Susheela Raman clôturait la onzième édition des Terrasses du Jeudi, un concert contrasté entre l’influence Pop-rock anglaise et les chants traditionnels Tamoul. Les Rouennais ont répondu présent sur la Place Saint-Marc pour une échappée musicale aux couleurs de l’Inde. C’est avant les balances qu’elle nous accorde une interview, histoire d’en savoir plus sur sa musique généreuse et métissée.
Quelle était la place de la musique dans votre famille ?
"La musique indienne était très importante dans ma famille. Ma tante était musicienne et chanteuse. J’ai commencé par apprendre la musique traditionnelle, avec le violon et la "Vina", une sorte de cithare. Je regardais beaucoup la télé, des comédies musicales avec Doris Day et aussi un peu de chansons pop à la radio."
Votre dernier album s’inspire des chants extatiques, pourriez-vous nous en dire plus ?
"C’est parti d’une chanson que ma mère avait l’habitude de chanter, je m’en suis souvenu il y a cinq ans en me demandant d’où elle pouvait venir. Lors d’un de mes voyages au sud de l’Inde, dans la région du Tamil Nadu, dont je suis originaire, je me suis intéressée au culte du Dieu Muruga. Il y est profondément vénéré par des chants extatiques. Ce sont des chants dévotionnels très courants qui amènent ceux qui les pratiquent dans un état de transe et d’extase. Le culte de Muruga est proche de celui de Dionysos, car la société indienne et celle de la Grèce antique ont une structure similaire basée sur l’agriculture. J’ai toujours connu cette divinité mais j’ai voulu m’y intéresser plus en profondeur. Ce fut une recherche très enrichissante. J’y ai appris la musique et la discipline spirituelle avec un homme religieux, c’était fascinant ."
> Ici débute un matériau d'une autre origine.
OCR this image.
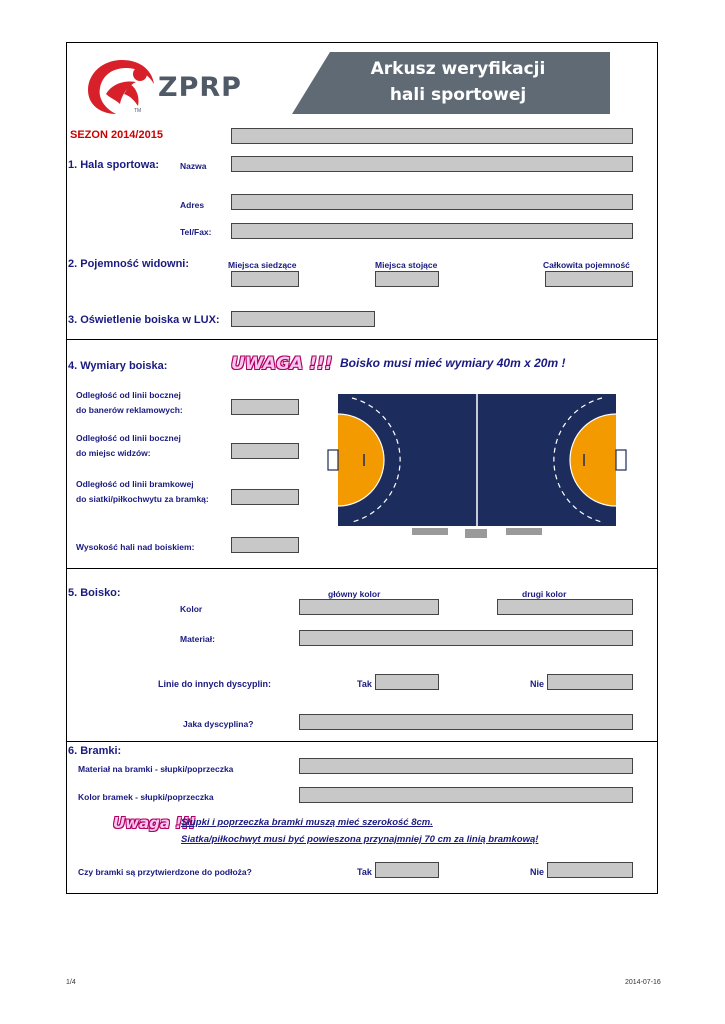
ZPRP
TM
Arkusz weryfikacji
hali sportowej
SEZON 2014/2015
1. Hala sportowa: Nazwa
Adres
Tel/Fax:
2. Pojemność widowni:	Miejsca siedzące	Miejsca stojące	Całkowita pojemność
3. Oświetlenie boiska w LUX:
4. Wymiary boiska:	UWAGA !!! Boisko musi mieć wymiary 40m x 20m !
Odległość od linii bocznej
do banerów reklamowych:
Odległość od linii bocznej
do miejsc widzów:
Odległość od linii bramkowej
do siatki/piłkochwytu za bramką:
Wysokość hali nad boiskiem:
5. Boisko:	główny kolor	drugi kolor
Kolor
Materiał:
Linie do innych dyscyplin:	Tak	Nie
Jaka dyscyplina?
6. Bramki:
Materiał na bramki - słupki/poprzeczka
Kolor bramek - słupki/poprzeczka
Uwaga !!!
Słupki i poprzeczka bramki muszą mieć szerokość 8cm.
Siatka/piłkochwyt musi być powieszona przynajmniej 70 cm za linią bramkową!
Czy bramki są przytwierdzone do podłoża?	Tak	Nie
1/4	2014-07-16
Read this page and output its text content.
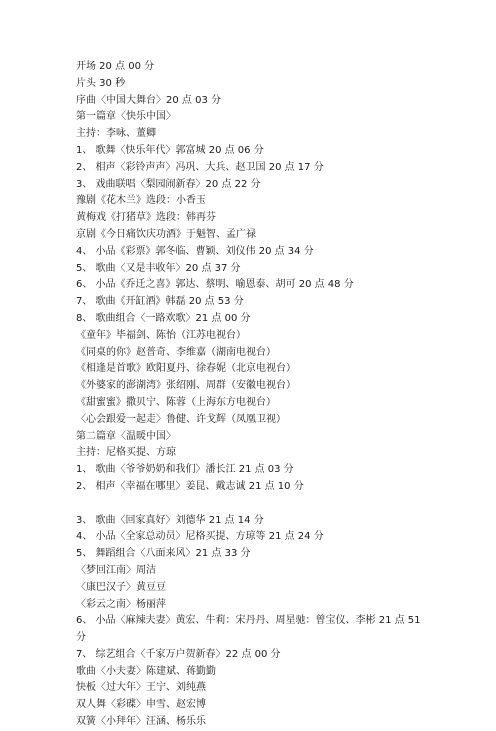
开场 20 点 00 分
片头 30 秒
序曲〈中国大舞台〉20 点 03 分
第一篇章〈快乐中国〉
主持：李咏、董卿
1、 歌舞〈快乐年代〉郭富城 20 点 06 分
2、 相声〈彩铃声声〉冯巩、大兵、赵卫国 20 点 17 分
3、 戏曲联唱〈梨园闹新春〉20 点 22 分
豫剧《花木兰》选段：小香玉
黄梅戏《打猪草》选段：韩再芬
京剧《今日痛饮庆功酒》于魁智、孟广禄
4、 小品《彩票》郭冬临、曹颖、刘仪伟 20 点 34 分
5、 歌曲〈又是丰收年〉20 点 37 分
6、 小品《乔迁之喜》郭达、蔡明、喻恩泰、胡可 20 点 48 分
7、 歌曲《开缸酒》韩磊 20 点 53 分
8、 歌曲组合〈一路欢歌〉21 点 00 分
《童年》毕福剑、陈怡（江苏电视台）
《同桌的你》赵普奇、李维嘉（湖南电视台）
《相逢是首歌》欧阳夏丹、徐春妮（北京电视台）
《外婆家的澎湖湾》张绍刚、周群（安徽电视台）
《甜蜜蜜》撒贝宁、陈蓉（上海东方电视台）
〈心会跟爱一起走〉鲁健、许戈辉（凤凰卫视）
第二篇章〈温暖中国〉
主持：尼格买提、方琼
1、 歌曲〈爷爷奶奶和我们〉潘长江 21 点 03 分
2、 相声〈幸福在哪里〉姜昆、戴志诚 21 点 10 分
3、 歌曲〈回家真好〉刘德华 21 点 14 分
4、 小品〈全家总动员〉尼格买提、方琼等 21 点 24 分
5、 舞蹈组合〈八面来风〉21 点 33 分
〈梦回江南〉周洁
〈康巴汉子〉黄豆豆
〈彩云之南〉杨丽萍
6、 小品〈麻辣夫妻〉黄宏、牛莉：宋丹丹、周星驰：曾宝仪、李彬 21 点 51
分
7、 综艺组合〈千家万户贺新春〉22 点 00 分
歌曲〈小夫妻〉陈建斌、蒋勤勤
快板〈过大年〉王宁、刘纯燕
双人舞〈彩碟〉申雪、赵宏博
双簧〈小拜年〉汪涵、杨乐乐
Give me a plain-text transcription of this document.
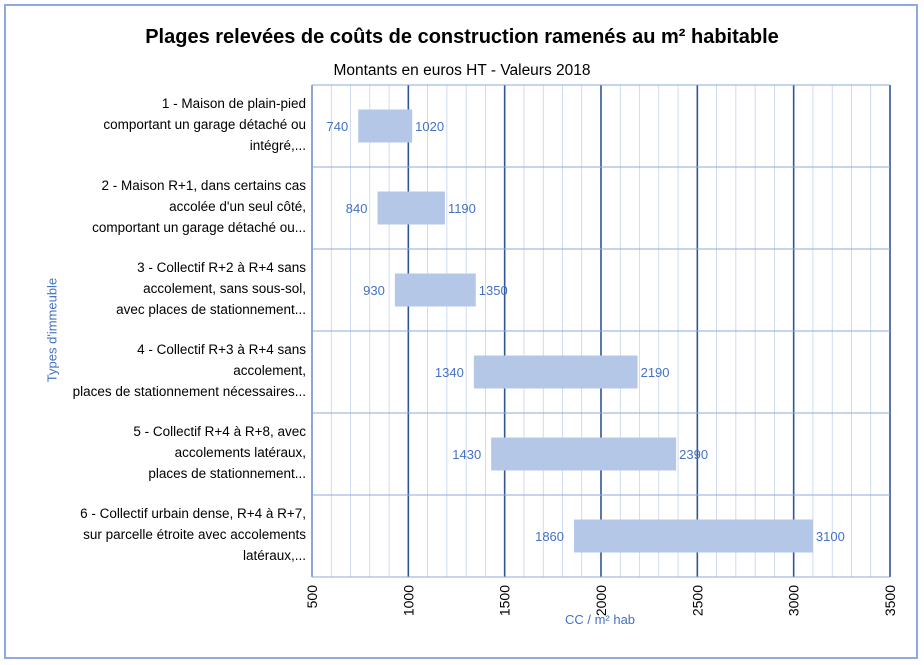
Plages relevées de coûts de construction ramenés au m² habitable
Montants en euros HT - Valeurs 2018
1 - Maison de plain-pied
comportant un garage détaché ou
intégré,...
2 - Maison R+1, dans certains cas
accolée d'un seul côté,
comportant un garage détaché ou...
3 - Collectif R+2 à R+4 sans
accolement, sans sous-sol,
avec places de stationnement...
4 - Collectif R+3 à R+4 sans
accolement,
places de stationnement nécessaires...
5 - Collectif R+4 à R+8, avec
accolements latéraux,
places de stationnement...
6 - Collectif urbain dense, R+4 à R+7,
sur parcelle étroite avec accolements
latéraux,...
Types d'immeuble
CC / m² hab
740	1020
840	1190
930	1350
1340	2190
1430	2390
1860	3100
500	1000	1500	2000	2500	3000	3500
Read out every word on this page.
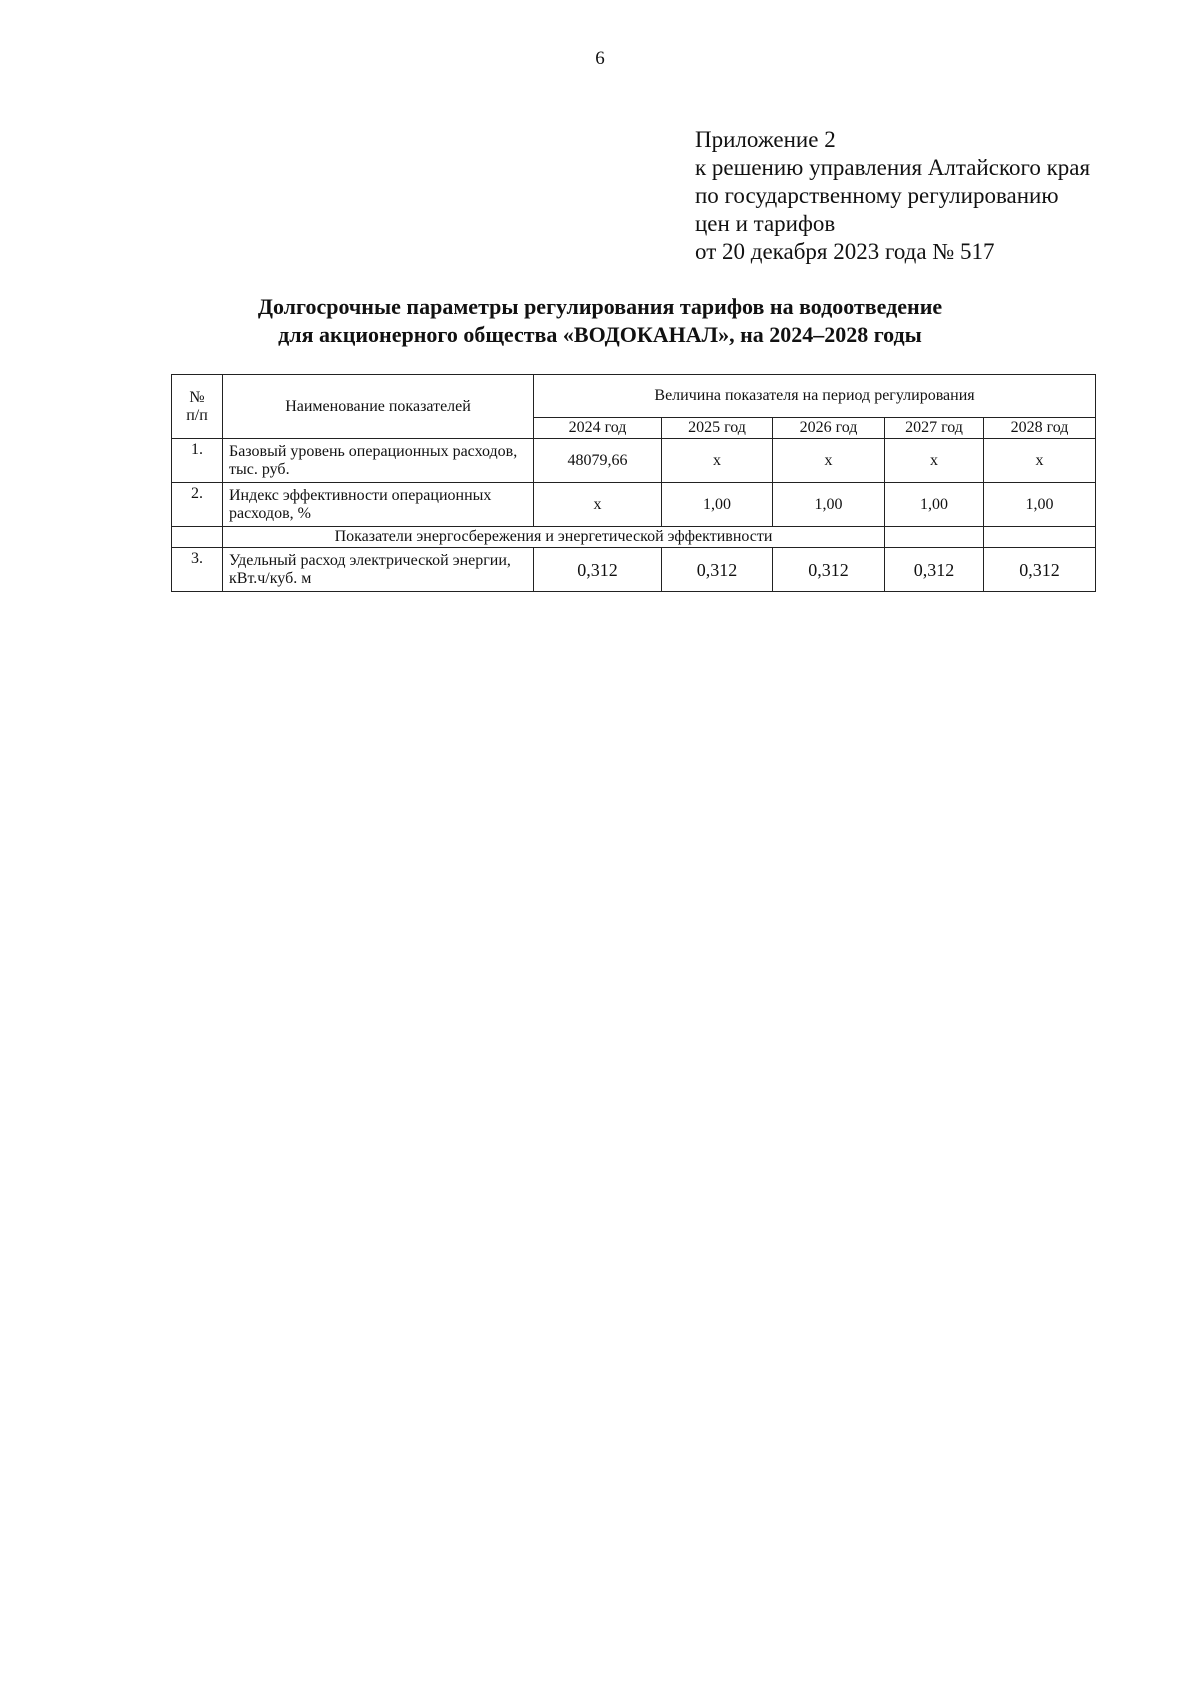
6
Приложение 2
к решению управления Алтайского края
по государственному регулированию
цен и тарифов
от 20 декабря 2023 года № 517
Долгосрочные параметры регулирования тарифов на водоотведение
для акционерного общества «ВОДОКАНАЛ», на 2024–2028 годы
№
п/п	Наименование показателей	Величина показателя на период регулирования				
		2024 год	2025 год	2026 год	2027 год	2028 год
1.	Базовый уровень операционных расходов, тыс. руб.	48079,66	х	х	х	х
2.	Индекс эффективности операционных расходов, %	х	1,00	1,00	1,00	1,00
	Показатели энергосбережения и энергетической эффективности					
3.	Удельный расход электрической энергии, кВт.ч/куб. м	0,312	0,312	0,312	0,312	0,312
Entre le tamul et l’anglais, comment choisissez-vous la langue utilisée dans vos chansons ?
"Le tamul est la langue de mes parents, elle est très ancienne, ces chansons sont issues du folklore indien. Certains textes ont plus de cent ans ! Sinon j’écris toujours en anglais pour mes propres compositions, beaucoup d’entre elles ont été écrites avec l’aide de Sam, mon guitariste."
Quels sont les artistes que vous écoutez ?
"J’adore Björk, son dernier album "Biophilia" est extraordinaire. Elle combine musique et science, ses idées, ses concepts sont tellement riches et ambitieux. Après chacun de ses albums je trouve qu’elle devient de plus en plus importante. J’adorerai la voir en concert mais elle n’a fait qu’une seule date en Angleterre et tous les tickets ont été rapidement vendus. J’aime beaucoup aussi PJ Harvey surtout son dernier album "Let England Shake" avec le morceau The Glorious Land."
Pouvez-vous nous raconter votre souvenir de concert le plus marquant ?
"J’ai joué à Jaipur l’année dernière, au sein d’un festival de littérature très réputé qui regroupe des auteurs du monde entier. La scène était à l’intérieur d’un ancien palais. L’atmosphère du concert fut intense, je jouais avec des musiciens pakistanais, il y avait une énergie incroyable entre nous et le public !"
Ce soir vous jouez en extérieur, quelles sont les différences avec un concert en salle ?
"Ce sont deux environnements très différents, cela dépend des lieux, il y a des salles qui ont du caractère, qui dégagent une atmosphère. C’est très intéressant de jouer en extérieur, tu es en contact avec les éléments, la chaleur, le vent, cela donne une énergie particulière au concert. J’adore quand on peut voir la lune."